A Monet Haystack Painting Could Fetch $30 Million at Auction

The series is among the Impressionist’s most beloved subject.

Claude Monet, Meules à Giverny (1893). Courtesy Sotheby's.

A Claude Monet canvas from his haystack series, one of his most recognizable, will come to market next month when Sotheby’s New York offers Meules à Giverny (1893), which is estimated to go for more than $30 million at the house’s Modern art sale on May 15.

“With his haystacks, the revolutionary ideas and techniques that initially defined Impressionism are expertly employed during a moment of significant transformation for Monet,” said Allegra Bettini, head of the Modern evening auction in New York. 

Sotheby’s has a record of achievements with Monet at auction, having sold his painting Meules (1890) for $110.7 million in 2019 in New York. That sale established a record for an Impressionist work at auction, as well as a high water mark for the artist. 

The sale coincides with the 150th anniversary of the first Impressionist exhibition, which opened in Paris on April 15, 1874. Monet’s painting Impression, Sunrise (1872) came to be the new movement’s namesake when critic Louis Leroy used it in a satirical review in the Paris newspaper Le Charivari.

A painting of trees in a grassy field

Claude Monet, Bennecourt (1887). Courtesy Sotheby’s.

“As one of his most beloved and important series, the haystacks embody Monet’s meticulous approach to painting,” said Sharon Kim, Sotheby’s deputy chairman for Impressionist and Modern art.

“In revisiting scenes at different times of day and seasons, he carefully detailed the subtle changes in the landscape caused by the varying light and atmosphere to create a subtle and harmonious vision across his works, showcasing his continued experimentation with brushwork and looking ahead to his further evolution with the Nymphéas that would usher in an entire new era of modern art.”

The painting has been in the collection of the same American family for decades. Landscape painter Dwight Blaney purchased it in 1895 and lent it to the Museum of Fine Arts, Boston; he would also later lend it to Boston’s Copley Society.

A painting of a bullfight in a stadium

Pablo Picasso, Courses de taureaux (1901). Courtesy Sotheby’s.

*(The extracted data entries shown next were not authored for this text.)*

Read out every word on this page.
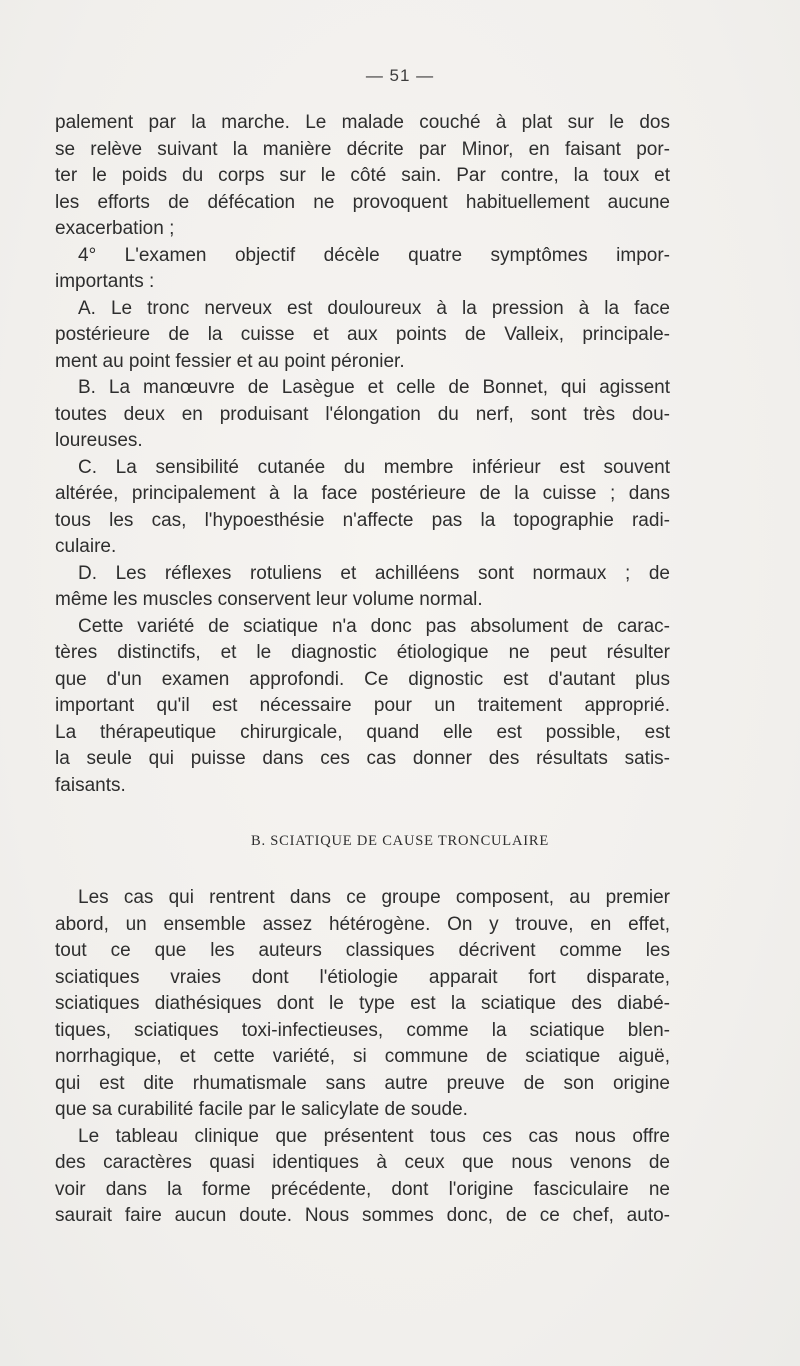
— 51 —

palement par la marche. Le malade couché à plat sur le dos

se relève suivant la manière décrite par Minor, en faisant por-

ter le poids du corps sur le côté sain. Par contre, la toux et

les efforts de défécation ne provoquent habituellement aucune

exacerbation ;

4° L'examen objectif décèle quatre symptômes impor-

importants :

A. Le tronc nerveux est douloureux à la pression à la face

postérieure de la cuisse et aux points de Valleix, principale-

ment au point fessier et au point péronier.

B. La manœuvre de Lasègue et celle de Bonnet, qui agissent

toutes deux en produisant l'élongation du nerf, sont très dou-

loureuses.

C. La sensibilité cutanée du membre inférieur est souvent

altérée, principalement à la face postérieure de la cuisse ; dans

tous les cas, l'hypoesthésie n'affecte pas la topographie radi-

culaire.

D. Les réflexes rotuliens et achilléens sont normaux ; de

même les muscles conservent leur volume normal.

Cette variété de sciatique n'a donc pas absolument de carac-

tères distinctifs, et le diagnostic étiologique ne peut résulter

que d'un examen approfondi. Ce dignostic est d'autant plus

important qu'il est nécessaire pour un traitement approprié.

La thérapeutique chirurgicale, quand elle est possible, est

la seule qui puisse dans ces cas donner des résultats satis-

faisants.

B. SCIATIQUE DE CAUSE TRONCULAIRE

Les cas qui rentrent dans ce groupe composent, au premier

abord, un ensemble assez hétérogène. On y trouve, en effet,

tout ce que les auteurs classiques décrivent comme les

sciatiques vraies dont l'étiologie apparait fort disparate,

sciatiques diathésiques dont le type est la sciatique des diabé-

tiques, sciatiques toxi-infectieuses, comme la sciatique blen-

norrhagique, et cette variété, si commune de sciatique aiguë,

qui est dite rhumatismale sans autre preuve de son origine

que sa curabilité facile par le salicylate de soude.

Le tableau clinique que présentent tous ces cas nous offre

des caractères quasi identiques à ceux que nous venons de

voir dans la forme précédente, dont l'origine fasciculaire ne

saurait faire aucun doute. Nous sommes donc, de ce chef, auto-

Monet’s work was first exhibited on these shores in 1866, when New York’s Derby Gallery included one of his pieces in a show of French art, and would find a ready following among patrons such as Chicago collector Bertha Palmer, who acquired a number of his paintings of haystacks.

Several other works from the same period come from the same collection. Monet’s Bennecourt (1887) is estimated to sell for as much as $8 million. American painter John Singer Sargent bought it the year it was painted and it has been off the market since 1986. 

Bearing a $7 million high estimate is Pablo Picasso’s Courses de taureaux (1901), depicting a bullfight, a highly personal subject for the artist, who often attended these events with his father and would later paint himself in the guise of the animal. The painting last came to market in 2003.

A landscape painting

Camille Pissarro, Paysage au Pâtis, Pointoise, la moisson (1983). Courtesy Sotheby’s.

Camille Pissarro’s Paysage au Pâtis, Pointoise, la moisson (1983) is estimated at up to $3.5 million. It comes from a series that earned the painter the sobriquet “the father of Impressionism.”

Christie’s will also have a pricey Monet canvas this spring; the house recently announced that it will offer Moulin de Limetz (1888) from the collection of the Nelson-Atkins Museum of Art in Kansas City. That work is expected to sell for between $18 million to $25 million.